The Rhodes Faculty of Humanities is to hold a series of lunch time conversations that will critically reflect on the South African Lineages of Freedom as part of a national initiative to revive Humanities in the country.

The idea behind this Catalytic Project, organised in conjunction with the South African Humanities Deans’ Association (SAHUDA), will according to Prof Fred Hendricks, the Dean of Humanities at Rhodes, trace the various trajectories of liberation and repression and to reflect critically on the past as well as present.

The project will also highlight the on-going problems confronted by a post-apartheid South Africa.  One of the post-apartheid issues that would be discussed and analysed is the recent Marikana massacre, where more than 40 people died, 36 mine workers, two police officers, four other unidentified persons and 78 injured.

Prof Hendriks believes that “the death of miners at Marikana at the hands of the police, will go down as one of the worst human tragedies in South Africa post-apartheid. It looms large as an example of an increasingly repressive state, notwithstanding the democratic changes since 1994. Although formal apartheid is dead in South Africa, it still continues to linger in all spheres of body politic.”

It has become important to undertake projects such as the Lineages of Freedoms conversations and colloquium as SAHUDA is of the view that humanities must be centrally involved in analysing significant events in the South African contemporary history such as the Marikana massacre.
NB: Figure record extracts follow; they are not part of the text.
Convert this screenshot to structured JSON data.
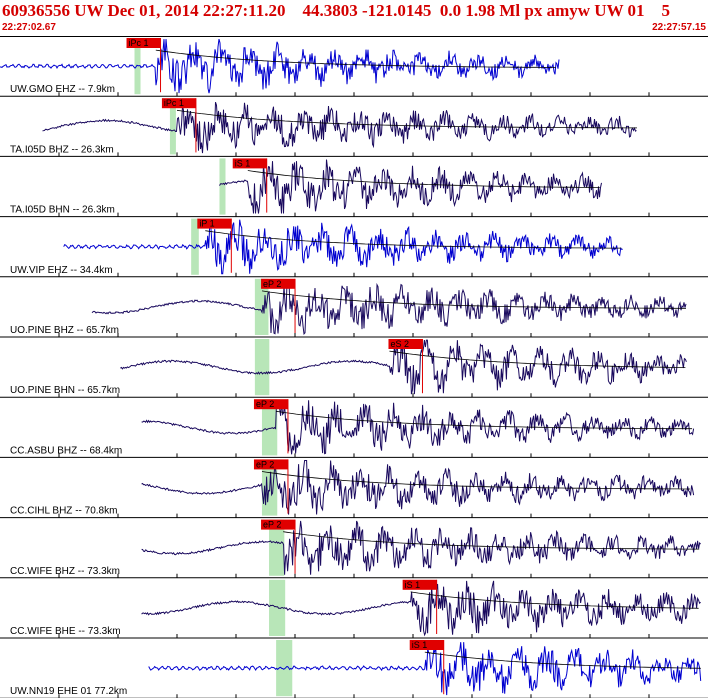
{
  "header": {
    "title": "60936556 UW Dec 01, 2014 22:27:11.20    44.3803 -121.0145  0.0 1.98 Ml px amyw UW 01    5",
    "time_start": "22:27:02.67",
    "time_end": "22:27:57.15"
  },
  "colors": {
    "pick_red": "#e00000",
    "pick_green": "#b8e6b8",
    "trace_blue": "#0000d0",
    "trace_dark": "#1a0a5e",
    "curve": "#000000"
  },
  "chart_data": {
    "type": "line",
    "title": "",
    "xlabel": "",
    "ylabel": "",
    "xlim": [
      "22:27:02.67",
      "22:27:57.15"
    ],
    "traces": [
      {
        "label": "UW.GMO EHZ -- 7.9km",
        "color": "blue",
        "start": 0.0,
        "end": 0.79,
        "onset": 0.22,
        "pick": "iPc 1",
        "pick_x": 0.19,
        "green": [
          0.19,
          0.21
        ]
      },
      {
        "label": "TA.I05D BHZ -- 26.3km",
        "color": "dark",
        "start": 0.06,
        "end": 0.9,
        "onset": 0.25,
        "pick": "iPc 1",
        "pick_x": 0.24,
        "green": [
          0.24,
          0.31
        ]
      },
      {
        "label": "TA.I05D BHN -- 26.3km",
        "color": "dark",
        "start": 0.31,
        "end": 0.85,
        "onset": 0.35,
        "pick": "iS 1",
        "pick_x": 0.34,
        "green": [
          0.31,
          0.34
        ]
      },
      {
        "label": "UW.VIP EHZ -- 34.4km",
        "color": "blue",
        "start": 0.09,
        "end": 0.88,
        "onset": 0.29,
        "pick": "iP 1",
        "pick_x": 0.29,
        "green": [
          0.27,
          0.36
        ]
      },
      {
        "label": "UO.PINE BHZ -- 65.7km",
        "color": "dark",
        "start": 0.13,
        "end": 0.97,
        "onset": 0.37,
        "pick": "eP 2",
        "pick_x": 0.38,
        "green": [
          0.36,
          0.52
        ]
      },
      {
        "label": "UO.PINE BHN -- 65.7km",
        "color": "dark",
        "start": 0.17,
        "end": 0.97,
        "onset": 0.55,
        "pick": "eS 2",
        "pick_x": 0.56,
        "green": [
          0.36,
          0.53
        ]
      },
      {
        "label": "CC.ASBU BHZ -- 68.4km",
        "color": "dark",
        "start": 0.2,
        "end": 0.98,
        "onset": 0.39,
        "pick": "eP 2",
        "pick_x": 0.37,
        "green": [
          0.37,
          0.55
        ]
      },
      {
        "label": "CC.CIHL BHZ -- 70.8km",
        "color": "dark",
        "start": 0.2,
        "end": 0.98,
        "onset": 0.37,
        "pick": "eP 2",
        "pick_x": 0.37,
        "green": [
          0.37,
          0.55
        ]
      },
      {
        "label": "CC.WIFE BHZ -- 73.3km",
        "color": "dark",
        "start": 0.2,
        "end": 0.99,
        "onset": 0.4,
        "pick": "eP 2",
        "pick_x": 0.38,
        "green": [
          0.38,
          0.56
        ]
      },
      {
        "label": "CC.WIFE BHE -- 73.3km",
        "color": "dark",
        "start": 0.2,
        "end": 0.99,
        "onset": 0.58,
        "pick": "iS 1",
        "pick_x": 0.58,
        "green": [
          0.38,
          0.57
        ]
      },
      {
        "label": "UW.NN19 EHE 01 77.2km",
        "color": "blue",
        "start": 0.21,
        "end": 0.99,
        "onset": 0.6,
        "pick": "iS 1",
        "pick_x": 0.59,
        "green": [
          0.39,
          0.58
        ]
      }
    ]
  }
}
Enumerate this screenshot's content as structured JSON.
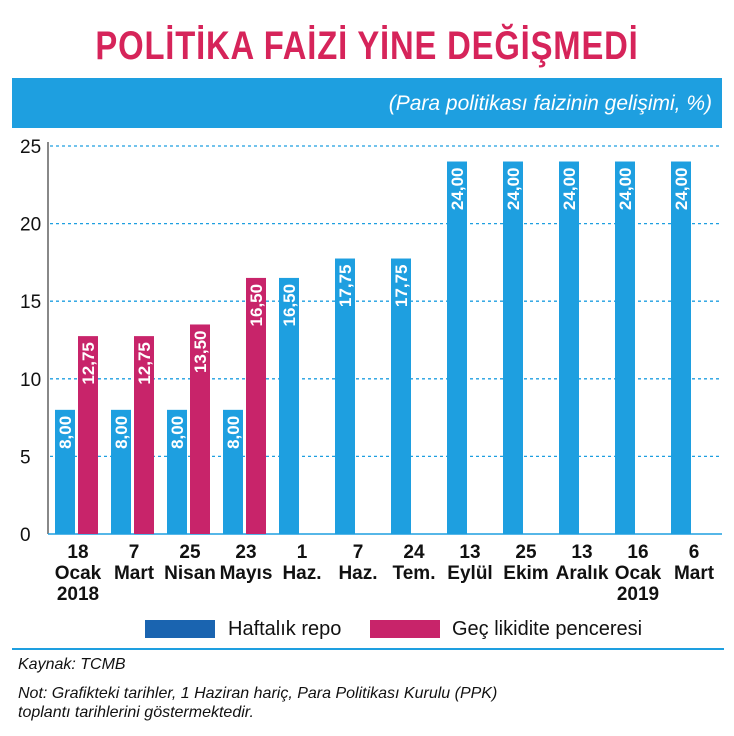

The humanities played a crucial role against apartheid and there is now an urgent need for engaged scholarship which takes the struggles and problems of ordinary people seriously.

“There is clearly a need for us to think differently about our mission as university-based scholars in terms of the on-going problems and struggles in our communities. We must not only revive our own intellectual activity as academics in the humanities, but also make a sustained contribution to the public good,” says Prof Hendricks who is also president of SAHUDA.

South African universities are facing decline in humanities disciplines. The decline was highlighted by two reports released last year – one from the Department of Higher Education and Training (Charter for the Humanities and Social Sciences and the other from the Academy of Science of South Africa (Consensus Study on the State of the Humanities).

The two reports led to the formal establishment of SAHUDA and, at Rhodes, the new Unit for the Humanities at Rhodes University (Uhuru).

The mission of Uhuru, a research project funded by Andrew W Mellon Foundation, is to come up with new paradigms and approaches for a critical engagement with present conditions.

“The Uniqueness of Uhuru lies in the direct manner in which it has understood the reasons for the decline and the ways in which it plans to make a contribution to reversing this trend. It is a bold and ambitious step towards generating knowledge directly connected with the challenges of our society,” says Prof Hendricks.

The Lineages of Freedoms conversations will be held from Monday (15 Oct) to Friday (19 Oct), in the Eden Grove Blue Lecture Theatre at Rhodes, starting every day at 13h05. The lunch time talks will be followed up with a full one day colloquium on Emancipatory Traditions to be held also at Rhodes on Saturday 20 October 2012.